An Empirical Study on Model Fairness
- URL: http://arxiv.org/abs/2005.12379v2
- Date: Tue, 22 Sep 2020 17:27:44 GMT
- Title: Do the Machine Learning Models on a Crowd Sourced Platform Exhibit Bias?
An Empirical Study on Model Fairness
- Authors: Sumon Biswas and Hridesh Rajan
- Abstract summary: We have created a benchmark of 40 top-rated models from Kaggle used for 5 different tasks.
We have applied 7 mitigation techniques on these models and analyzed the fairness, mitigation results, and impacts on performance.
- Score: 7.673007415383724
- License: http://arxiv.org/licenses/nonexclusive-distrib/1.0/
- Abstract: Machine learning models are increasingly being used in important
decision-making software such as approving bank loans, recommending criminal
sentencing, hiring employees, and so on.

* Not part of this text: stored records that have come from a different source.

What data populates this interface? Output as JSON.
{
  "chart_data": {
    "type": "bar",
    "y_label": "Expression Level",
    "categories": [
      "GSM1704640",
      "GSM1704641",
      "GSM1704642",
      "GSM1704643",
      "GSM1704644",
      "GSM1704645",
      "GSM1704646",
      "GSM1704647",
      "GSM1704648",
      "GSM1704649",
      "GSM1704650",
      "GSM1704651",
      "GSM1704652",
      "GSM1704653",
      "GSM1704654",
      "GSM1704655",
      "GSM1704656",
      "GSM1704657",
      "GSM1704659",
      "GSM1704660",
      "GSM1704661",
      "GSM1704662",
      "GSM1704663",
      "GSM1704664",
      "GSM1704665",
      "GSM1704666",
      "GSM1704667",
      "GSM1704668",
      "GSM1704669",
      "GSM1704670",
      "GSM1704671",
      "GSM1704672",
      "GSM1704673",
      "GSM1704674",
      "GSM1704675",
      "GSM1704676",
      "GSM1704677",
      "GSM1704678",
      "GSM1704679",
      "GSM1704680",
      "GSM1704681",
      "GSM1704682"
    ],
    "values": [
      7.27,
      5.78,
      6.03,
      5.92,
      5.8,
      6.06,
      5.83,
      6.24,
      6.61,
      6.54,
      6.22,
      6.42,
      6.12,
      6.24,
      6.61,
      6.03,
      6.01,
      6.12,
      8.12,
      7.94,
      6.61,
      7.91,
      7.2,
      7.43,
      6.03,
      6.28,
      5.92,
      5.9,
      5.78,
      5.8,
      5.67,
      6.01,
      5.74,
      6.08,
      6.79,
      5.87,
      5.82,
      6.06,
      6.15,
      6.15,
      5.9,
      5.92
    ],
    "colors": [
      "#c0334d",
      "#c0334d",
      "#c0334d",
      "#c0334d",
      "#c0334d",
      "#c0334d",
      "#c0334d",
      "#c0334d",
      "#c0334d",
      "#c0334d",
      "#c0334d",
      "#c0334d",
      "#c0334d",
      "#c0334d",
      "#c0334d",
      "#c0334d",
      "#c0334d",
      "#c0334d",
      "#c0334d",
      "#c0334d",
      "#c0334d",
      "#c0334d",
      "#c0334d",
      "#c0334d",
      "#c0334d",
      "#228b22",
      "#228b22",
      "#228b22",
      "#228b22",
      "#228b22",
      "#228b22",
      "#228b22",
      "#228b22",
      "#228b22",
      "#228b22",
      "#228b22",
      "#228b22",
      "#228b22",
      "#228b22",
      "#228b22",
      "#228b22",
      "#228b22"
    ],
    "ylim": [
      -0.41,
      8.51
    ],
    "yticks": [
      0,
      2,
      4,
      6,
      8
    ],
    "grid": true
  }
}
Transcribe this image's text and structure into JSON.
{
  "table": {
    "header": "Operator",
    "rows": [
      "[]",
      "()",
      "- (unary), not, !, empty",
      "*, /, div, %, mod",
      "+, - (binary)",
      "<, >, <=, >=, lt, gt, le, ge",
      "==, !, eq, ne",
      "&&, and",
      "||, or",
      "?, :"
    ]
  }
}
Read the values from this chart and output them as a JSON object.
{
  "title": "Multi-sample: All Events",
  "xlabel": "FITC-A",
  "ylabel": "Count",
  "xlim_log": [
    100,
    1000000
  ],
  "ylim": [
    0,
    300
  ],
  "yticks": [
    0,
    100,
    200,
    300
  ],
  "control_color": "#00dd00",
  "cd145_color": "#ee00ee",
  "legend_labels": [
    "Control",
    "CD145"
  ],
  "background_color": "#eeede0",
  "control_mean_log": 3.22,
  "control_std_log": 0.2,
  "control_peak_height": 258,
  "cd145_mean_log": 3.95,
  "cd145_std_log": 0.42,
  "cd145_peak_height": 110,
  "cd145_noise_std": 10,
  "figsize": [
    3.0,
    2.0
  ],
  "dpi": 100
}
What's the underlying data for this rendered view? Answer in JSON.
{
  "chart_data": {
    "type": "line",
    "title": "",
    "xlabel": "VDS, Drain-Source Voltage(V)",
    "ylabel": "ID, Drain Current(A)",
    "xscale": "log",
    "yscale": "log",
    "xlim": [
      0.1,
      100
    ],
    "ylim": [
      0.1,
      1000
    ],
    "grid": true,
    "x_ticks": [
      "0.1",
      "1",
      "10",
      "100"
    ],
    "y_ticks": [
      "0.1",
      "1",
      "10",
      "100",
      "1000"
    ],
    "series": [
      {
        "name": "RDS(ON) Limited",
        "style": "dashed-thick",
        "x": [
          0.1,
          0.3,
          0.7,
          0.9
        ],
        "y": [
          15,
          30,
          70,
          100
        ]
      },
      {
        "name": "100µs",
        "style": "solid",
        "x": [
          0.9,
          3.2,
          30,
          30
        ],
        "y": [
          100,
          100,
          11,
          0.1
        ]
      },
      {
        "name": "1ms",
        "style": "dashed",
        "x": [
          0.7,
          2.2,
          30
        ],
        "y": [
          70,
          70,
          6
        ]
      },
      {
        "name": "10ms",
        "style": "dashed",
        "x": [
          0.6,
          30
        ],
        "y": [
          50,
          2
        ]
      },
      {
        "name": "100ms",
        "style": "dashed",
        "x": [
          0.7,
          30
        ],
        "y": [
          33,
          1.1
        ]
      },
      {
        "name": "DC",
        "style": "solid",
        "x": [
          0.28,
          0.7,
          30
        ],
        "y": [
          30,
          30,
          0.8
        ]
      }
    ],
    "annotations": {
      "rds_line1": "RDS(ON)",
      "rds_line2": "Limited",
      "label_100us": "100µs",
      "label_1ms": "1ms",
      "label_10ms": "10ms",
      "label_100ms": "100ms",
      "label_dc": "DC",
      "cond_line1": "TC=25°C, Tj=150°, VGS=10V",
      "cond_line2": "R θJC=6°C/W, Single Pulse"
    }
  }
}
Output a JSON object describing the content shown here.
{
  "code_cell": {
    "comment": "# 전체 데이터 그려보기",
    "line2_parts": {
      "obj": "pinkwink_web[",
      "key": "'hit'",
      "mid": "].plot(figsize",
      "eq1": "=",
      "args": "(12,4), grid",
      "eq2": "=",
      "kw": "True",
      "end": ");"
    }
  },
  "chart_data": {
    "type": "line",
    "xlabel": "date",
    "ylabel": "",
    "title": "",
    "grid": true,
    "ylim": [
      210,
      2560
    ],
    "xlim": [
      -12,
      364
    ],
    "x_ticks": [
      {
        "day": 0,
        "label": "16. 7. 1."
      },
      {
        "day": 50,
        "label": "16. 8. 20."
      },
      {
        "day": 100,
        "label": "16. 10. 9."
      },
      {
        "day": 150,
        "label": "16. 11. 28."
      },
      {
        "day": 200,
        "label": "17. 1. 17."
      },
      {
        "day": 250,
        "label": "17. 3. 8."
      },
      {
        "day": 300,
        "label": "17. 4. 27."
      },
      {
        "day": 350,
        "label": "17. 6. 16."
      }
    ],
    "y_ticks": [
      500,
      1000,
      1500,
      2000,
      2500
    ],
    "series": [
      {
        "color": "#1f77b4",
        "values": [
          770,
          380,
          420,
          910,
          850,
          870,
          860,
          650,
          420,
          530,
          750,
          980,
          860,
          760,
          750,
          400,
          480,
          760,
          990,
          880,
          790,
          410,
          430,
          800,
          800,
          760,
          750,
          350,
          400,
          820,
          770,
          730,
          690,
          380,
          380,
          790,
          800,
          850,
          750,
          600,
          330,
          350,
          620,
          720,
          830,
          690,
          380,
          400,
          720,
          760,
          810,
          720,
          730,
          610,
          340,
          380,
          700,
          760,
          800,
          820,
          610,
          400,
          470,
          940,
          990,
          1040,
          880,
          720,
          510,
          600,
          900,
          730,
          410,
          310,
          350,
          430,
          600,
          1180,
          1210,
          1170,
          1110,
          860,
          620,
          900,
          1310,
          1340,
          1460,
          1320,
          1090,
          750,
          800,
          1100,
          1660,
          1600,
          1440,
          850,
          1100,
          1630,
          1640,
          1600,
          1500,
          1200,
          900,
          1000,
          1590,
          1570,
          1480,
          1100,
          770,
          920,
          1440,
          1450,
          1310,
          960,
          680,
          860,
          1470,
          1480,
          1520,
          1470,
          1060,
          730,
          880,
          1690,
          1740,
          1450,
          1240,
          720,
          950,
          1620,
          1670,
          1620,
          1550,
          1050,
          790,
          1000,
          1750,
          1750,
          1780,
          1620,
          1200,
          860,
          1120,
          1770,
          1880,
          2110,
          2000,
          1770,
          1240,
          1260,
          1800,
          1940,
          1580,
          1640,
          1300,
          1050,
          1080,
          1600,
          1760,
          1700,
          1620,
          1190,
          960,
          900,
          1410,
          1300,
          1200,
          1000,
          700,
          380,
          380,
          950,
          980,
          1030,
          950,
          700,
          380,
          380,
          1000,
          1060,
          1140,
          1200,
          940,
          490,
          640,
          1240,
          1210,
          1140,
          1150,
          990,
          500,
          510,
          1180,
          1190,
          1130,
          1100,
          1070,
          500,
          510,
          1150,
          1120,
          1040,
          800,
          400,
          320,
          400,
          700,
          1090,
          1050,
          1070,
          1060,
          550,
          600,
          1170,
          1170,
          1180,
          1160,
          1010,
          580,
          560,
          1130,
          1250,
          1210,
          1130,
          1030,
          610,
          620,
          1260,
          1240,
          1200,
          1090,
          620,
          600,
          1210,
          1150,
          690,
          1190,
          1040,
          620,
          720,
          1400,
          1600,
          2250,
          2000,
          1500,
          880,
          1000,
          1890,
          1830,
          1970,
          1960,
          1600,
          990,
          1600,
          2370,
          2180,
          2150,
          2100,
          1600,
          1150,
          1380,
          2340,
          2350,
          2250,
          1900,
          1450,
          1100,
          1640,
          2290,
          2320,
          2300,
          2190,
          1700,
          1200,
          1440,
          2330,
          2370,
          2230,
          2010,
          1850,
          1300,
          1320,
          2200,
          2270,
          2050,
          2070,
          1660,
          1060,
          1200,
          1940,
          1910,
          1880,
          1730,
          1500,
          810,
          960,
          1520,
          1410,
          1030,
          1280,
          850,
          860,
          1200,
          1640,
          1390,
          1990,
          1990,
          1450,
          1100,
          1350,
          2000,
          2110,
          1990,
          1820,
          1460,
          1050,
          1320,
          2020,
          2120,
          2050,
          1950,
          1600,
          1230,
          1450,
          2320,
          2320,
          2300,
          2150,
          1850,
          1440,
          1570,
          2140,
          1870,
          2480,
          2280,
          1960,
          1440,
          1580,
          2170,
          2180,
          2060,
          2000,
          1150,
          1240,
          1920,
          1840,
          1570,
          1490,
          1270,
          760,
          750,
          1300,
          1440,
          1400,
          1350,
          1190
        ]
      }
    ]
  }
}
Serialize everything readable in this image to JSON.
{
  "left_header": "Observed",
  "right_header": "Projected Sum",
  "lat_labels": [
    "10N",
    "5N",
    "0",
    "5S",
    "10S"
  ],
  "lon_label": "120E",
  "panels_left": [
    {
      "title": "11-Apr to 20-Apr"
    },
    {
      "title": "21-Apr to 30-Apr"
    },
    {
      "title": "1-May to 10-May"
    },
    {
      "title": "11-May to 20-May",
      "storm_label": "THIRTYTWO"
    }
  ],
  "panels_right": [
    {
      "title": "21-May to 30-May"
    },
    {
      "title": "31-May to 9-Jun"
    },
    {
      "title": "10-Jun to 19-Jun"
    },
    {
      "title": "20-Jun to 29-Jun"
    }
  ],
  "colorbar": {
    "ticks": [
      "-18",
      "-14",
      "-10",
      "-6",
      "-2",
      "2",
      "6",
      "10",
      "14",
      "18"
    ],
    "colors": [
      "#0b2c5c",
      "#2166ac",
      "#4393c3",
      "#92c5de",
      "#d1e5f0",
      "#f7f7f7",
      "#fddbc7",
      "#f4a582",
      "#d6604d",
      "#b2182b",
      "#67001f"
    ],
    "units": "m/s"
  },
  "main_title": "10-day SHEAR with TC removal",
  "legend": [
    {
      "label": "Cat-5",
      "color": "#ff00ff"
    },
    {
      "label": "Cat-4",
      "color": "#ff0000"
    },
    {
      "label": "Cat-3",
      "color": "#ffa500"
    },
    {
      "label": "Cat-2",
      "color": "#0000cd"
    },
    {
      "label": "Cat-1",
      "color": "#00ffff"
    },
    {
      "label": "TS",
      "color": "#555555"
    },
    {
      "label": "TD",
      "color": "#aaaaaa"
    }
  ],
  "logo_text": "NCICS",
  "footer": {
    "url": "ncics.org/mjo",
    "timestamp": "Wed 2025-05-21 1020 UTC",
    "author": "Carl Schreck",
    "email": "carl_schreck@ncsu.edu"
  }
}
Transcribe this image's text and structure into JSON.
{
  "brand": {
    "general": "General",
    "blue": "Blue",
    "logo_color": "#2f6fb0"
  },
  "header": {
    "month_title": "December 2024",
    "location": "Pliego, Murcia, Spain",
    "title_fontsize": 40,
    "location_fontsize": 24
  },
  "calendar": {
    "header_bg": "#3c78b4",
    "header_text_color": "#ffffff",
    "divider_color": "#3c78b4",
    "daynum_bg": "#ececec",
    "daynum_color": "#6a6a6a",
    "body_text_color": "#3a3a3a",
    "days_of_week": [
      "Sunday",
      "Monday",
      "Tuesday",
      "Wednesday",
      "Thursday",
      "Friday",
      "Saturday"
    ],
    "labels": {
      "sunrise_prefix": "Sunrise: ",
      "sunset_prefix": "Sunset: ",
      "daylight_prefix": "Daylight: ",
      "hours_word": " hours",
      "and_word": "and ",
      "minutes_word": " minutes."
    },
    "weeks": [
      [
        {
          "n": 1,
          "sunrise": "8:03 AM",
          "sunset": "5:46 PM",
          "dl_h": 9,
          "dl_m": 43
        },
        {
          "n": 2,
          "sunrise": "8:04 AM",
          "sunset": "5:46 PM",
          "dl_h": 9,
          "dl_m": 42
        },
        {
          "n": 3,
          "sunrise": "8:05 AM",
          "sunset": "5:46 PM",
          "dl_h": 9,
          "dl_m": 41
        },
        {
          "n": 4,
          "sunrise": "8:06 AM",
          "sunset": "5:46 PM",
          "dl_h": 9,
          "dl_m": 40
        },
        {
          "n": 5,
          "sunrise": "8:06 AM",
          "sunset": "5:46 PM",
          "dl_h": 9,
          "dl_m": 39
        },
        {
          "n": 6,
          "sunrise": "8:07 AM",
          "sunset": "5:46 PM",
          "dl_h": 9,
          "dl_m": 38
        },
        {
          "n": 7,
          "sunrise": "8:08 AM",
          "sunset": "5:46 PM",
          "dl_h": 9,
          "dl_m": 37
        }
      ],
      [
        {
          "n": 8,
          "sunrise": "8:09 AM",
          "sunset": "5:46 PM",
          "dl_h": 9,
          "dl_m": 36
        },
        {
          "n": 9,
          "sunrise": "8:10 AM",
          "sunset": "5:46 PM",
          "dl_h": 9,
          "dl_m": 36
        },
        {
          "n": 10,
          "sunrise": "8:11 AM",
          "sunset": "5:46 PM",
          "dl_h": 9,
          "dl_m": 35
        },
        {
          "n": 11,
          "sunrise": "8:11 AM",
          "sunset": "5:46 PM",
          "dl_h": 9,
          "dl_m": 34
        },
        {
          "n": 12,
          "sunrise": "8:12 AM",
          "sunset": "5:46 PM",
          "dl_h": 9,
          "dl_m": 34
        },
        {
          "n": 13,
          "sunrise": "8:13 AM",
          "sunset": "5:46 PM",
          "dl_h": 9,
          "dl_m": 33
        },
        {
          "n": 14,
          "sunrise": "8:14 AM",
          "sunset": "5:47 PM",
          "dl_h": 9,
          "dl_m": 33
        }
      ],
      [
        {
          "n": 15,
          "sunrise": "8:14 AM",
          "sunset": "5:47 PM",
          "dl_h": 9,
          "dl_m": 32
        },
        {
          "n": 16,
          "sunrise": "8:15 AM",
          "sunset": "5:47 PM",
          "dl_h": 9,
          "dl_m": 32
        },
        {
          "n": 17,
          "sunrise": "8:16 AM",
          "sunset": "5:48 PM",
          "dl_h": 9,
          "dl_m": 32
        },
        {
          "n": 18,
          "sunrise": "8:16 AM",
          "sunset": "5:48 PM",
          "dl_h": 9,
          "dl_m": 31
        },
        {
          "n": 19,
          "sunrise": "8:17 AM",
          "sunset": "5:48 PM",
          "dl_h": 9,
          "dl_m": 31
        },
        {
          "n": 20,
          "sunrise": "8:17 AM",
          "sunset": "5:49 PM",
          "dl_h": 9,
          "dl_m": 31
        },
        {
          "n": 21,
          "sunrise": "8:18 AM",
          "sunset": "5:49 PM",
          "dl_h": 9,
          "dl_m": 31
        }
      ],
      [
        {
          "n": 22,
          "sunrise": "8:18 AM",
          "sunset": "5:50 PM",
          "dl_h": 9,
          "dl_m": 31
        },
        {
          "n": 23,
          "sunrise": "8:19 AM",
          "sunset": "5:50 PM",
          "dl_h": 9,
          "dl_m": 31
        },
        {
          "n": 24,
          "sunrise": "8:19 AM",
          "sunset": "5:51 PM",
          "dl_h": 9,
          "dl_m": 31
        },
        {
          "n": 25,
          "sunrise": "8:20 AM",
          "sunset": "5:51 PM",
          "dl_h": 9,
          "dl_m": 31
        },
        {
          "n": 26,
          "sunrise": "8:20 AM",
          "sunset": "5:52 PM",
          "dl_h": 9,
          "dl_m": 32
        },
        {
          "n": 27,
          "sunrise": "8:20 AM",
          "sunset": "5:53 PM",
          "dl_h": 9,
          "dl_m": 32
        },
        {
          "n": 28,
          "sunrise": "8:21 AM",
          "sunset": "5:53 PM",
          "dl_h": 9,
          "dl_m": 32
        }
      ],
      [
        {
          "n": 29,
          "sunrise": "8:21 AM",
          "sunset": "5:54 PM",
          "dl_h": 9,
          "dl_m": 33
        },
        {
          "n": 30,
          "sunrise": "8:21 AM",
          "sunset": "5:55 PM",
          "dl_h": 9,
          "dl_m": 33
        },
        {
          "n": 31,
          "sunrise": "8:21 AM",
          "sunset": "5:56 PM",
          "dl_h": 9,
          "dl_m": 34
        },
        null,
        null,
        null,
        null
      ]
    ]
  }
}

It is important to ensure the fairness
of these models so that no discrimination is made based on protected attribute
(e.g., race, sex, age) while decision making. Algorithms have been developed to
measure unfairness and mitigate them to a certain extent. In this paper, we
have focused on the empirical evaluation of fairness and mitigations on
real-world machine learning models. We have created a benchmark of 40 top-rated
models from Kaggle used for 5 different tasks, and then using a comprehensive
set of fairness metrics, evaluated their fairness. Then, we have applied 7
mitigation techniques on these models and analyzed the fairness, mitigation
results, and impacts on performance. We have found that some model optimization
techniques result in inducing unfairness in the models. On the other hand,
although there are some fairness control mechanisms in machine learning
libraries, they are not documented. The mitigation algorithm also exhibit
common patterns such as mitigation in the post-processing is often costly (in
terms of performance) and mitigation in the pre-processing stage is preferred
in most cases. We have also presented different trade-off choices of fairness
mitigation decisions. Our study suggests future research directions to reduce
the gap between theoretical fairness aware algorithms and the software
engineering methods to leverage them in practice.